Manufactured goods tend to have more elastic supply. Factories can add shifts, use spare capacity, and switch production lines relatively quickly, so output responds more to price.

This difference matters for the IB key concept of change: because primary product supply is inelastic (and demand is often inelastic too), a small shift in supply or demand causes large price swings. This price volatility is a recurring problem for economies that depend on exporting a few primary commodities, such as Zambia with copper or Ghana with cocoa.

Short run versus long run

In the short run at least one factor of production is fixed, so firms can only expand output by working existing capacity harder. Supply is therefore relatively inelastic.

In the long run all factors are variable. Firms can build new plants, enter or leave the industry, and reallocate resources, so supply is much more elastic. The same price rise brings a far larger output response given enough time.

This is why a supply diagram is sometimes drawn steeper for the short run and flatter for the long run: the passage of time relaxes the constraints that hold quantity supplied down.

Common Paper mistakes

Do not confuse PES with PED. PES uses quantity supplied and is normally positive; a common error is writing the wrong quantity in the numerator.

Do not forget to base each percentage change on the original figure. Calculating from the new value gives the wrong PES.

When asked for determinants, avoid vague answers like 'the economy'. Name specific factors: time, factor mobility, spare capacity, and the ability to hold stocks, and explain each in the context of the good in the question.

HL extension

There is no separate HL-only PES content in the syllabus, but HL students should be ready to link PES to intervention and to the incidence of taxes and subsidies covered in 2.7. When supply is inelastic, producers bear a larger share of an indirect tax and producers gain more of a subsidy, because the burden or benefit falls on the side of the market that is less able to adjust quantity.

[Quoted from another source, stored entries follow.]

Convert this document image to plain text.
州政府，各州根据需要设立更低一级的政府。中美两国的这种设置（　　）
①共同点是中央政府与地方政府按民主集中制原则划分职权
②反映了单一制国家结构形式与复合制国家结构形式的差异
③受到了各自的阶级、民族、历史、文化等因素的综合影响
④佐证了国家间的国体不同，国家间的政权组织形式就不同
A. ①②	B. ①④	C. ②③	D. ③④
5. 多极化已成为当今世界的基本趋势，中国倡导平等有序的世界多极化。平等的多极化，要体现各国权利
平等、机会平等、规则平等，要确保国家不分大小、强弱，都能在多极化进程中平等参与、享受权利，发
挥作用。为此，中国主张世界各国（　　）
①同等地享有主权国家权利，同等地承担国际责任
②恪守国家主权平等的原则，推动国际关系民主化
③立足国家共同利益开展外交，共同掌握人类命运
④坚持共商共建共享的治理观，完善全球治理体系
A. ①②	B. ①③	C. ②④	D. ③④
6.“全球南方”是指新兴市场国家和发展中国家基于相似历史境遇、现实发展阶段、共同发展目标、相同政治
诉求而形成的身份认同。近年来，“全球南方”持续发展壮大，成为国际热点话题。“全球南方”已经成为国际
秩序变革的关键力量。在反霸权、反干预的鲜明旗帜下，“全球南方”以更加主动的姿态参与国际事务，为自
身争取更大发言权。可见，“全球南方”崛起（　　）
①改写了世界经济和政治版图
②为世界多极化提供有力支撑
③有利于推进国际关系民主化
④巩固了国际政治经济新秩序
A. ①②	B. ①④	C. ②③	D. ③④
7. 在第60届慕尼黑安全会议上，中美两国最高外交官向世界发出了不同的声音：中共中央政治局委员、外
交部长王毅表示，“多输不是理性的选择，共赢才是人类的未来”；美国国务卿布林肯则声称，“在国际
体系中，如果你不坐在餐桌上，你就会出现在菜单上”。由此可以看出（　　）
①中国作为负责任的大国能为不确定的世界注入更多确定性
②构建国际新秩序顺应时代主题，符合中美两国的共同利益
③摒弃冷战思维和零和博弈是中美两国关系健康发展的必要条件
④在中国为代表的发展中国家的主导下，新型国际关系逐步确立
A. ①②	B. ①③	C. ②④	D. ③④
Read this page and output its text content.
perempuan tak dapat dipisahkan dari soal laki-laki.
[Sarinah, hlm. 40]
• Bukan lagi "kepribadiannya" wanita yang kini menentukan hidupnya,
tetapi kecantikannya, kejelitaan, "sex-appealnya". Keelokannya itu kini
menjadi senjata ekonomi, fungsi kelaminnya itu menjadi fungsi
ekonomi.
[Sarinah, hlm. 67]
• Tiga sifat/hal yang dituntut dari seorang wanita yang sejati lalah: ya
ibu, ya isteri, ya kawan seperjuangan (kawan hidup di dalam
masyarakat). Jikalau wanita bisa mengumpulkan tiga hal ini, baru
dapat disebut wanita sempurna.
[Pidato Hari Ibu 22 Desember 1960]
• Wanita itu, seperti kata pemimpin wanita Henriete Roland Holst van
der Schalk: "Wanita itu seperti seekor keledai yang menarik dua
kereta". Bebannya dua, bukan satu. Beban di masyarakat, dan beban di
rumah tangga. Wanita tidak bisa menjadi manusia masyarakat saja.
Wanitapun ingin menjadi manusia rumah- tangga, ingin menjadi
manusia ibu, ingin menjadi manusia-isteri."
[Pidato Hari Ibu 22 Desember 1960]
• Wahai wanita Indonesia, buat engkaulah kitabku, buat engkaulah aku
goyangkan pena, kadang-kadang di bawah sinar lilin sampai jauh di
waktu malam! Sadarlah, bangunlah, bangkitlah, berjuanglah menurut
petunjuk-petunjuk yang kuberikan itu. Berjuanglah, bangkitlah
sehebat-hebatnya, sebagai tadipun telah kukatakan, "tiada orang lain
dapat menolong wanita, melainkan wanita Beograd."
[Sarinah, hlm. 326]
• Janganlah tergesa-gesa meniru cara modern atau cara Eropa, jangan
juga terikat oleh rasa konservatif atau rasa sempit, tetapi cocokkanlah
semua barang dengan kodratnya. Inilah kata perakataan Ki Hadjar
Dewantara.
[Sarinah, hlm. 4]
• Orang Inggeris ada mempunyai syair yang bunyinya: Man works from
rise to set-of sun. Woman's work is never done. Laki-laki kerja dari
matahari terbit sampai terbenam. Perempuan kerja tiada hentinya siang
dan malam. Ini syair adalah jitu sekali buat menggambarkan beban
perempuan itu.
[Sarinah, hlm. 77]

HL data-response and Paper 3 questions may also ask you to comment on the extreme cases: perfectly inelastic supply (PES equal to 0, a vertical supply curve, for example a fixed number of concert tickets or land) and perfectly elastic supply (PES infinite, a horizontal curve), and to relate primary-commodity price volatility to inelastic supply and inelastic demand acting together.

How this is examined

  • PES appears mainly in Paper 1 part (a) definitions and short explanations, and in Paper 2 data response where you may have to calculate it from a table. Always show the two percentage-change steps before dividing, since method marks are awarded for working.
  • When a question asks why primary commodity prices are volatile, the mark scheme rewards linking inelastic supply AND inelastic demand together, not just one of them.
  • Use the four determinants (time, factor mobility, spare capacity, stocks) as your structure for any 'explain PES' question, and apply each to the specific good rather than listing them generically.

Key terms

price elasticity of supplyprice elasticity of demandsupply

Frequently asked

What is the difference between PES and PED?
PES measures how quantity supplied responds to a price change and is normally positive, while PED measures how quantity demanded responds and is negative because demand slopes downward.
Why is the supply of agricultural products inelastic?
Crops take a full growing season to produce and cannot be made faster when prices rise, and factors like farmland cannot be switched quickly, so quantity supplied responds slowly to price.
Does PES increase or decrease over time?
PES rises over time. In the long run all factors of production are variable, so firms can build capacity and enter the industry, making supply more elastic than in the short run.